Die Bestimmung des § 14 Abs. 1 Z. 3 lit. c PaßG spreche zwar von einer Benützung des Reisepasses, um die rechtswidrige Ein- bzw. Ausreise eines Fremden "nicht" zu fördern, jedoch sei die Entziehung des Reisepasses als Präventionsmaßnahme vor weiteren Schleppertätigkeiten unabdingbar. Die Beschwerdeführerin habe durch ihre Schleppertätigkeit und die Übertretung nach dem Suchtgiftgesetz in gravierender Weise die öffentliche Ordnung auf dem Gebiet des Fremdenwesens und Suchtgiftwesens verletzt. Da dieses Verhalten den Schluss rechtfertige, sie werde als Inhaberin eines Reisepasses auch in Zukunft gegen das aus der Sicht des Schutzes der öffentlichen Ordnung einen hohen Stellenwert aufweisende öffentliche Interesse an der Einhaltung der die Einreise und den Aufenthalt von Fremden regelnden Vorschriften verstoßen bzw. weitere Übertretungen nach dem Suchtgiftgesetz setzen, sei die Passentziehung als Maßnahme zur Aufrechterhaltung der öffentlichen Ordnung gerechtfertigt.

2. Gegen diesen Bescheid erhob die Beschwerdeführerin Beschwerde an den Verfassungsgerichtshof, der diese nach Ablehnung deren Behandlung dem Verwaltungsgerichtshof zur Entscheidung abtrat (Beschluss vom 12. August 1999, B 452/99). Im verwaltungsgerichtlichen Verfahren wird die Aufhebung des angefochtenen Bescheides wegen Rechtswidrigkeit seines Inhaltes beantragt.

II.

Der Verwaltungsgerichtshof hat erwogen:

1. Gemäß § 14 Abs. 1 Z. 3 lit. c PaßG ist (u.a.) die Ausstellung eines Reisepasses zu versagen, wenn Tatsachen die Annahme rechtfertigen, dass der Passwerber den Reisepass benützen will, um die rechtswidrige Ein- oder Ausreise eines Fremden zu fördern.

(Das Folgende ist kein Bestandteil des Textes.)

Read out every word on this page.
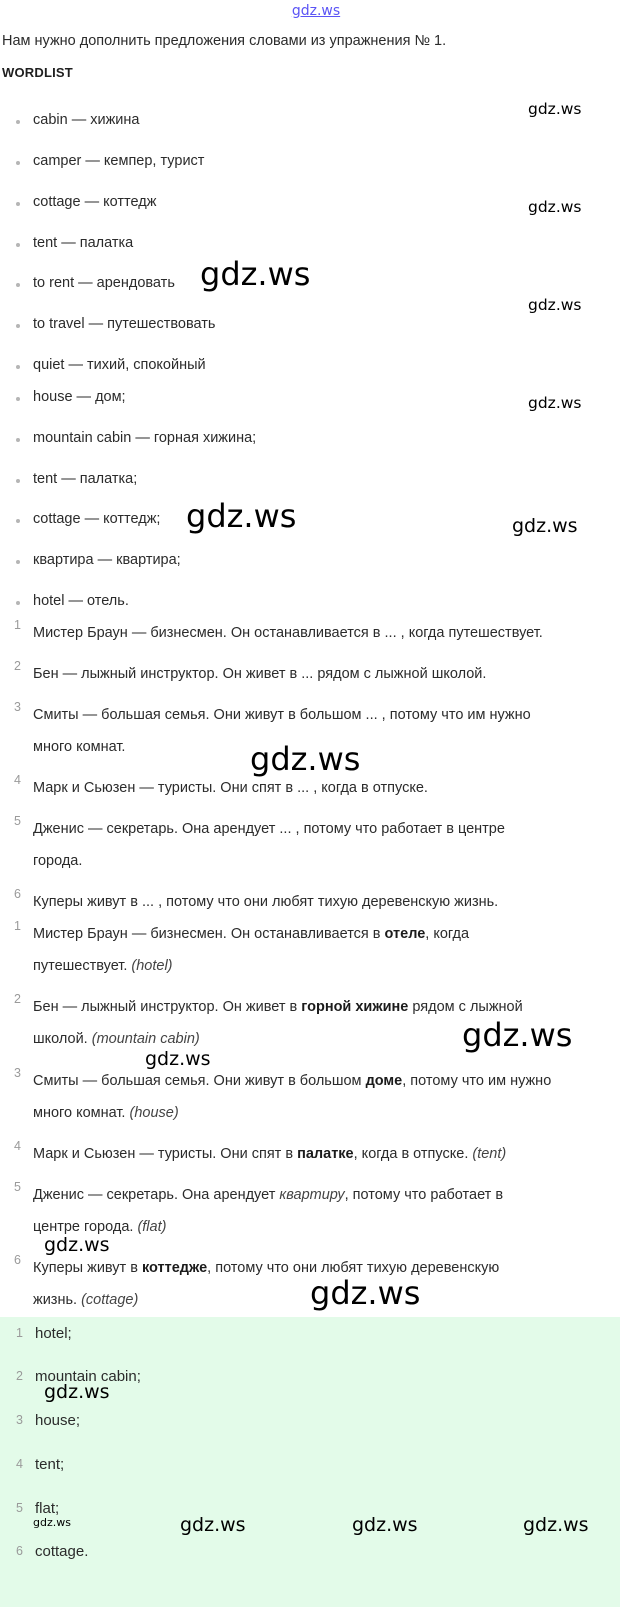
gdz.ws
Нам нужно дополнить предложения словами из упражнения № 1.
WORDLIST
cabin — хижина
camper — кемпер, турист
cottage — коттедж
tent — палатка
to rent — арендовать
to travel — путешествовать
quiet — тихий, спокойный
house — дом;
mountain cabin — горная хижина;
tent — палатка;
cottage — коттедж;
квартира — квартира;
hotel — отель.
1 Мистер Браун — бизнесмен. Он останавливается в ... , когда путешествует.
2 Бен — лыжный инструктор. Он живет в ... рядом с лыжной школой.
3 Смиты — большая семья. Они живут в большом ... , потому что им нужно
много комнат.
4 Марк и Сьюзен — туристы. Они спят в ... , когда в отпуске.
5 Дженис — секретарь. Она арендует ... , потому что работает в центре
города.
6 Куперы живут в ... , потому что они любят тихую деревенскую жизнь.
1 Мистер Браун — бизнесмен. Он останавливается в отеле, когда
путешествует. (hotel)
2 Бен — лыжный инструктор. Он живет в горной хижине рядом с лыжной
школой. (mountain cabin)
3 Смиты — большая семья. Они живут в большом доме, потому что им нужно
много комнат. (house)
4 Марк и Сьюзен — туристы. Они спят в палатке, когда в отпуске. (tent)
5 Дженис — секретарь. Она арендует квартиру, потому что работает в
центре города. (flat)
6 Куперы живут в коттедже, потому что они любят тихую деревенскую
жизнь. (cottage)
1 hotel;
2 mountain cabin;
3 house;
4 tent;
5 flat;
6 cottage.
gdz.ws
gdz.ws
gdz.ws
gdz.ws
gdz.ws
gdz.ws	gdz.ws
gdz.ws
gdz.ws
gdz.ws
gdz.ws
gdz.ws
gdz.ws
gdz.ws	gdz.ws	gdz.ws	gdz.ws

Gemäß § 15 Abs. 1 PaßG ist ein Reisepass, dessen Gültigkeitsdauer nicht länger als fünf Jahre abgelaufen ist, zu entziehen, wenn nachträglich Tatsachen bekannt werden oder eintreten, die die Versagung der Ausstellung des Reisepasses rechtfertigen.

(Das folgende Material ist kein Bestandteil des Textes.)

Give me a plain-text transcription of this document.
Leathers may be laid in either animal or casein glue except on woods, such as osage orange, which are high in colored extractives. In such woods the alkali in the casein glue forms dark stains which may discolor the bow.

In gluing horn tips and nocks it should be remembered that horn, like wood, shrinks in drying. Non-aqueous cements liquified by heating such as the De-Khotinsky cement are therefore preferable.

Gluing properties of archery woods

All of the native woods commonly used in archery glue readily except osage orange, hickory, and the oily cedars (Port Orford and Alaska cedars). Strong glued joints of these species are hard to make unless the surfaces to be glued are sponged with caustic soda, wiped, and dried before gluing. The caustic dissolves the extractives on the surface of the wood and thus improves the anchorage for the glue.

2. Die Beschwerde bestreitet zwar nicht die im angefochtenen Bescheid getroffenen Sachverhaltsfeststellungen betreffend die rechtskräftige strafgerichtliche Verurteilung und das dieser Verurteilung zugrunde liegende Fehlverhalten der Beschwerdeführerin, sie bringt jedoch vor, dass die Beschwerdeführerin bei diesen Straftaten zu keinem Zeitpunkt ihren Reisepass benützt habe. Diese habe sich den Umstand eines "offenen Europas" im Rahmen der Europäischen Union zunutze gemacht und sei über die offene Staatsgrenze mit dem sicheren Wissen gelangt, dass an der Grenze keine Passkontrolle mehr durchgeführt werde. Im Hinblick darauf, dass die Beschwerdeführerin bis zu ihrer, im Übrigen einzigen Verurteilung unbescholten gewesen sei, die Strafhaft zu spüren bekommen habe und sich nicht mehr veranlasst sehe, nochmals gegen die österreichischen Strafgesetze zu verstoßen, seien weitere Maßnahmen des Staates, wie die Entziehung ihres Reisepasses, nicht gerechtfertigt.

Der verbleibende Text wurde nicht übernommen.